1. The paper by the Centre for Genomic Regulation (CRG) has been published in Nature Communications, and describes a new scientific methodology to identify and characterise genes


An international scientific journal has linked directly to the Catalan translation of an abstract and informative summary of an article published in its pages for the first time. The article is a study by the Centre for Genomic Regulation (CRG), published in Nature Communications, which describes a new scientific methodology for identifying and characterising genes, and which has chosen to publish the abstract and the informative summary of the article in Catalan. The aim of this initiative is twofold: to bring science and scientific language to a non-specialist audience and in turn, to contribute to linguistic diversity in scientific publications where English is the predominant language.

The Catalan Minister for Research and Universities, Joaquim Nadal i Farreras, stressed that “the initiative by the CRG is fully consistent with the open science strategy promoted by the Catalan Science Act in order to improve the social impact of research and make it more accessible to the public”. And from a national perspective, science being expressed in Catalonia’s language “makes perfect sense”.

International scientific journals usually publish articles and the accompanying referenced abstracts and informative summaries in English.
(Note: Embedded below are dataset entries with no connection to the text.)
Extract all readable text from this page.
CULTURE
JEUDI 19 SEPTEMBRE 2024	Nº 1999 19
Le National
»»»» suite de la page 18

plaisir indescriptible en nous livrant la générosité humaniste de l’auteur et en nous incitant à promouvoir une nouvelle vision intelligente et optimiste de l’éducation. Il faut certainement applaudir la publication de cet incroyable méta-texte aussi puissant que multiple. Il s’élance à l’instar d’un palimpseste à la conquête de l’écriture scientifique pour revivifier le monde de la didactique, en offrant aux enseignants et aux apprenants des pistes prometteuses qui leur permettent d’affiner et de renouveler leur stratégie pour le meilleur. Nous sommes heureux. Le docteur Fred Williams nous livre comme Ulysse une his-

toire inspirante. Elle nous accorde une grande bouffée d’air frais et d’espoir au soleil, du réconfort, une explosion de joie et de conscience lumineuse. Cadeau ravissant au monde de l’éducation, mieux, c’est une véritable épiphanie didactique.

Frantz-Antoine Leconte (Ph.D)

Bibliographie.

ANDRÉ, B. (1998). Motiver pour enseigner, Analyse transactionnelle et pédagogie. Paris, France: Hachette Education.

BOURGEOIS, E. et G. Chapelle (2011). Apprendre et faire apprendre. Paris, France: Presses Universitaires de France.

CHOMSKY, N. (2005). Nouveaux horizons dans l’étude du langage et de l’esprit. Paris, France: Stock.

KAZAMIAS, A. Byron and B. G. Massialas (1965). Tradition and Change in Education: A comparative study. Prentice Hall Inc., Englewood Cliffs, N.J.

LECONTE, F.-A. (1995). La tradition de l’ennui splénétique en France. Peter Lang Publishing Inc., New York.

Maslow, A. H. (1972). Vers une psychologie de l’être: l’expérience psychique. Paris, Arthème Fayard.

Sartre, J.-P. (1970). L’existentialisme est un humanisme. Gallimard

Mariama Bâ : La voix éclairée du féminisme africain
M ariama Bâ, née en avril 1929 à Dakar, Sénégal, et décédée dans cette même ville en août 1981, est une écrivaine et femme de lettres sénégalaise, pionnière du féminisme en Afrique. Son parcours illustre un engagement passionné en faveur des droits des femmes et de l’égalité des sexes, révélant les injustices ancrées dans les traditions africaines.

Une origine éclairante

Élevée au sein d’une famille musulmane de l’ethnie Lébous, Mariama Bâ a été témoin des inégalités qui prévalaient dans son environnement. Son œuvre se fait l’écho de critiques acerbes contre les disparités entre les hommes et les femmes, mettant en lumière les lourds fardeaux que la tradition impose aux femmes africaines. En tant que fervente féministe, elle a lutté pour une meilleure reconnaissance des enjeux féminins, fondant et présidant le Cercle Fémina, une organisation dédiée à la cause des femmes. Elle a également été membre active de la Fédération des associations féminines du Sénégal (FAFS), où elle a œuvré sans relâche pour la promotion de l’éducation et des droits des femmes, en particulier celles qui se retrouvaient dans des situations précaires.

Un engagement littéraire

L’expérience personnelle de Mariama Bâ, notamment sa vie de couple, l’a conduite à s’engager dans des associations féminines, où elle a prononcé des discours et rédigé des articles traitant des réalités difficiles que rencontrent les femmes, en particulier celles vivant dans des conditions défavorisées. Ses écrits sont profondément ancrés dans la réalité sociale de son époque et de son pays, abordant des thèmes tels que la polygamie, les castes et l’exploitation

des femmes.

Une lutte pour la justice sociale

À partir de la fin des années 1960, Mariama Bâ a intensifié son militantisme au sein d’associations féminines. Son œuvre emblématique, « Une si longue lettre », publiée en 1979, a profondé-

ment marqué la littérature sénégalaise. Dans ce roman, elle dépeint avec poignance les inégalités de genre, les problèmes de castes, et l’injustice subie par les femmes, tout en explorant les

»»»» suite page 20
However, the CRG is a pioneer in including Catalan in the linked abstract and informative summary in the publication, and it has done so for several reasons. The researchers leading the study, Roderic Guigó Serra and Sílvia Carbonell Sala, believe that using Catalan “makes the content of a study funded with public funds more accessible to society,” as the CRG is a CERCA centre. Likewise, publishing scientific articles in Catalan “is vital for enriching the terminology of each place’s languages” and to fight against the linguistic impoverishment caused by the monopoly of a single language in the scientific realm.

According to Marina Massaguer Comes, language policy advisor at the Catalan Ministry for Research and Universities, initiatives like this one “aim to ensure Catalan is present in the research field, and for this reason we have produced the guide to management of multilingualism at Catalan research centres, aimed at promoting Catalan and thereby contributing to global linguistic diversity in science”.